Convergence and error control of consistent PINNs for elliptic PDEs
Andrea Bonito, Ronald DeVore, Guergana Petrova, Jonathan W. Siegel
TL;DR
The paper develops a rigorous, Besov-space–based framework for analyzing collocation methods solving elliptic PDEs, including Physics-Informed Neural Networks (PINNs). It derives matching upper and lower bounds on optimal recovery rates in the $H^1(\Omega)$ norm for right-hand sides and boundary data with Besov smoothness, and shows how to discretize norms to form a computable, data-driven loss ${\cal L}^*$ that yields an a priori error bound for near-minimizers. A key contribution is the design of consistent PINNs via ${\cal L}^*$, and proofs that minimization over sufficiently expressive neural spaces can achieve near-optimal recovery provided approximation properties hold.

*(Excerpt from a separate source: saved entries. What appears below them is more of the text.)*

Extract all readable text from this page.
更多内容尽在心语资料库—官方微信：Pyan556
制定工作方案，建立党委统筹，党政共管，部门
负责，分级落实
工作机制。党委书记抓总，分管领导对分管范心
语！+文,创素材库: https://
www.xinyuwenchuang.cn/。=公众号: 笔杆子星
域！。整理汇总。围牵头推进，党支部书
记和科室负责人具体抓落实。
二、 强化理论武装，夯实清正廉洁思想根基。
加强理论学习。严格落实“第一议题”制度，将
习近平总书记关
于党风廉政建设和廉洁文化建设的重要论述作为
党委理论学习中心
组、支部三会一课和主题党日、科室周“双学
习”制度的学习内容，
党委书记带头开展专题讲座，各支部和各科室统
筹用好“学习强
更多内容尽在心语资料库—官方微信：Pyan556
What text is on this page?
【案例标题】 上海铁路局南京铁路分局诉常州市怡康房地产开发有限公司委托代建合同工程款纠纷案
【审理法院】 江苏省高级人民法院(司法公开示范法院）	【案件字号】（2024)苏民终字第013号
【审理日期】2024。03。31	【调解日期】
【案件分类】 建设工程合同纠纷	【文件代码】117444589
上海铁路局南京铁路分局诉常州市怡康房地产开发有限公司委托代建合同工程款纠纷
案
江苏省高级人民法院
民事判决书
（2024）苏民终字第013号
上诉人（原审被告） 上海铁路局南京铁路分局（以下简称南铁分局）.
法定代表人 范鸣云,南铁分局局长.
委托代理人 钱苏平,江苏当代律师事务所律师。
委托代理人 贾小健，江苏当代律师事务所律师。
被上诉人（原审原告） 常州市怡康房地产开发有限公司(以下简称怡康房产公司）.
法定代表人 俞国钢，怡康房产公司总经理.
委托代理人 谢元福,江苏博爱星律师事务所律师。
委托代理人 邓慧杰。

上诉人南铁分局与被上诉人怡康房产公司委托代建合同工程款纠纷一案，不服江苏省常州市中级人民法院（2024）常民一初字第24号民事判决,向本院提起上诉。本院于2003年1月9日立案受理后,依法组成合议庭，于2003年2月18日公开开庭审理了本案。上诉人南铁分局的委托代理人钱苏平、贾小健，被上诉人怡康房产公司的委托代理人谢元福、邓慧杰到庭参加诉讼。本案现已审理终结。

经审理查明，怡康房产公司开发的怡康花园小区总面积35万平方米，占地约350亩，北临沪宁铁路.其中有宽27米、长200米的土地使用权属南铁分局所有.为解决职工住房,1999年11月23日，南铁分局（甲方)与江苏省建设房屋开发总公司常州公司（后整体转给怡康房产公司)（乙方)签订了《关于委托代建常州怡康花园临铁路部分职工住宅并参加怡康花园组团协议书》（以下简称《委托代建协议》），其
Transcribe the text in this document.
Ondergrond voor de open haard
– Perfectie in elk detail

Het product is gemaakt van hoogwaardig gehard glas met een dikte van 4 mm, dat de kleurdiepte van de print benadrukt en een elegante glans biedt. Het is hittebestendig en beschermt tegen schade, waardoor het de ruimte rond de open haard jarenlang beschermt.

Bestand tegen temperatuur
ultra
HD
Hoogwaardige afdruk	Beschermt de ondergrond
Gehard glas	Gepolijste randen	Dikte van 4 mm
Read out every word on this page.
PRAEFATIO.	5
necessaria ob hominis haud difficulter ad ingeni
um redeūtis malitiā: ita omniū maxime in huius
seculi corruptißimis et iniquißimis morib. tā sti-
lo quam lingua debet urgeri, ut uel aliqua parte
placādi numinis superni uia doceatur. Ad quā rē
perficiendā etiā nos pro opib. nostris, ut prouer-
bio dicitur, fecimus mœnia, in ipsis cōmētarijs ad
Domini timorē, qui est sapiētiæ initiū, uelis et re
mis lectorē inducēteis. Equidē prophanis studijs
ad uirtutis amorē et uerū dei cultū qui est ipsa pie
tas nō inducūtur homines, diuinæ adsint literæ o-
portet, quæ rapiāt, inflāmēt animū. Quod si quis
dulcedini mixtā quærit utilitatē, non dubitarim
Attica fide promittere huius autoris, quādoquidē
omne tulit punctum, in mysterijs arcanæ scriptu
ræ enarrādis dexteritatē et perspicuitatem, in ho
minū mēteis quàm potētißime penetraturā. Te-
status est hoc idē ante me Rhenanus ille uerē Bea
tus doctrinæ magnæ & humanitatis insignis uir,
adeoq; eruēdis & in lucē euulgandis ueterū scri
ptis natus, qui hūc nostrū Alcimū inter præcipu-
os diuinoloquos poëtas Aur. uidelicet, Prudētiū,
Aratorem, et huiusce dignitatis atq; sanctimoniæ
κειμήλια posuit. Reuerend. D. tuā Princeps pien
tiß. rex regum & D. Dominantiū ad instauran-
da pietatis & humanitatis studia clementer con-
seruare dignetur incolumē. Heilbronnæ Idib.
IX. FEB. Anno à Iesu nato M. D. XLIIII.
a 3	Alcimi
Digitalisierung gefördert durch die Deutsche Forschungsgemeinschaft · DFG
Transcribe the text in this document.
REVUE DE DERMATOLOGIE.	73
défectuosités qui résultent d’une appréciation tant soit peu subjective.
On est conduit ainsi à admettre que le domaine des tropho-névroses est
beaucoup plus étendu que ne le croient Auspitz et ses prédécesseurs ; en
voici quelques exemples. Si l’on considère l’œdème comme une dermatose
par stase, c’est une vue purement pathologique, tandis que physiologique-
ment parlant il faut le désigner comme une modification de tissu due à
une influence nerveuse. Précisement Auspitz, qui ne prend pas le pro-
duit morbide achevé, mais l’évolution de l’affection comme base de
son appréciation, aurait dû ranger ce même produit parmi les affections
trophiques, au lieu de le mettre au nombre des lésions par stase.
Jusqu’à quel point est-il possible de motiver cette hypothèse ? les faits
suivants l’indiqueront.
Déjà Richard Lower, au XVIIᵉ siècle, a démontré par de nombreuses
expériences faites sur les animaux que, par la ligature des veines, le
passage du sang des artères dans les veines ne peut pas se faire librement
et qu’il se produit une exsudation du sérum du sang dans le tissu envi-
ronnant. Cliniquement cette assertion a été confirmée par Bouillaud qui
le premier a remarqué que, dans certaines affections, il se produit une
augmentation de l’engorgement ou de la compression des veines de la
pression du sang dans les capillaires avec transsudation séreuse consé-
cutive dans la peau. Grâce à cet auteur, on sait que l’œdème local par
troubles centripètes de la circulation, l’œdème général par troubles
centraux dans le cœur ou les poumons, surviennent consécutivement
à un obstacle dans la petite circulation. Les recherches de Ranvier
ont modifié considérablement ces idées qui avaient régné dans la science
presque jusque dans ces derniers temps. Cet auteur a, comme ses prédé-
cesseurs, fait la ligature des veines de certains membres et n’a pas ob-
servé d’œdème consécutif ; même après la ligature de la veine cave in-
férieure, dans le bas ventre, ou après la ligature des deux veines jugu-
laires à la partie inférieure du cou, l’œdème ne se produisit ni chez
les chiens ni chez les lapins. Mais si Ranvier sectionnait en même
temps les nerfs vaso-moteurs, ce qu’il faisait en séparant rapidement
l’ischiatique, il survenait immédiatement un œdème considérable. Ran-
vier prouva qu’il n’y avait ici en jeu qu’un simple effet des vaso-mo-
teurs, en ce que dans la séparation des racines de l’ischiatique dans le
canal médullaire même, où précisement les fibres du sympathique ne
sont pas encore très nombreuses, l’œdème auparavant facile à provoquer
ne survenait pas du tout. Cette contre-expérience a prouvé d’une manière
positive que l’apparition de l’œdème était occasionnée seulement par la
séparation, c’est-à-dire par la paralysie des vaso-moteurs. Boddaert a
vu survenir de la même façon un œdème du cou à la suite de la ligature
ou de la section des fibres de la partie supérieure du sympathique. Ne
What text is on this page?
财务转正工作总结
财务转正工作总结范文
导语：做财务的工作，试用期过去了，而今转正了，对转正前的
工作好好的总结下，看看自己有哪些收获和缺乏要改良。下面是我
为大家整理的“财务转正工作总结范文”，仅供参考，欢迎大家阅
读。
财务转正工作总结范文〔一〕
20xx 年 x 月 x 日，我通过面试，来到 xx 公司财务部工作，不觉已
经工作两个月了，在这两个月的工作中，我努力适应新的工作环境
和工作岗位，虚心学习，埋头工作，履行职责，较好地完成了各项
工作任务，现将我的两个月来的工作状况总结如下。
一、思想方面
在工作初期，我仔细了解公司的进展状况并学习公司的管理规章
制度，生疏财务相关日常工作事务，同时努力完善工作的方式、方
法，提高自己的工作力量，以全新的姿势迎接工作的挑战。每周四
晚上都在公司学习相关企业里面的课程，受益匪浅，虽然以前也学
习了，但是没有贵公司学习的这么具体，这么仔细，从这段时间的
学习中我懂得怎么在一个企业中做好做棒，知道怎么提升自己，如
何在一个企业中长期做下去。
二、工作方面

Numerical experiments in 2D Poisson problems illustrate that consistent PINNs with the new loss functions improve solution accuracy, particularly for low-regularity data, and provide practical guidance on loss design and boundary handling. The work thus connects optimal recovery theory, Besov regularity, and NN-based PDE solvers, offering certified error control and a principled path to reliable PINN implementations for elliptic problems.
Abstract
We provide an a priori analysis of collocation methods for solving elliptic boundary value problems. They begin with information in the form of point values of the data and utilize only this information to numerically approximate the solution u of the PDE. For such a method to provide an approximation with guaranteed error bounds, additional assumptions on the data, called model class assumptions, are needed. We determine the best error of approximating u in the energy norm, in terms of the total number of point samples, under all Besov class model assumptions for the right hand side and boundary data. We then turn to the study of numerical procedures and analyze whether a proposed numerical procedure achieves the optimal recovery error. We analyze numerical methods which generate the numerical approximation to $u$ by minimizing specified data driven loss functions over a set $Σ$ which is either a finite dimensional linear space, or more generally, a finite dimensional manifold. We show that the success of such a procedure depends critically on choosing a data driven loss function that is consistent with the PDE and provides sharp error control. Based on this analysis a new loss function is proposed. We also address the recent methods of Physics Informed Neural Networks. We prove that minimization of the new loss over restricted neural network spaces $Σ$ provides an optimal recovery of the solution $u$, provided that the optimization problem can be numerically executed and $Σ$ has sufficient approximation capabilities. We also analyze variants of the new loss function which are more practical for implementation. Finally, numerical examples illustrating the benefits of the proposed loss functions are given.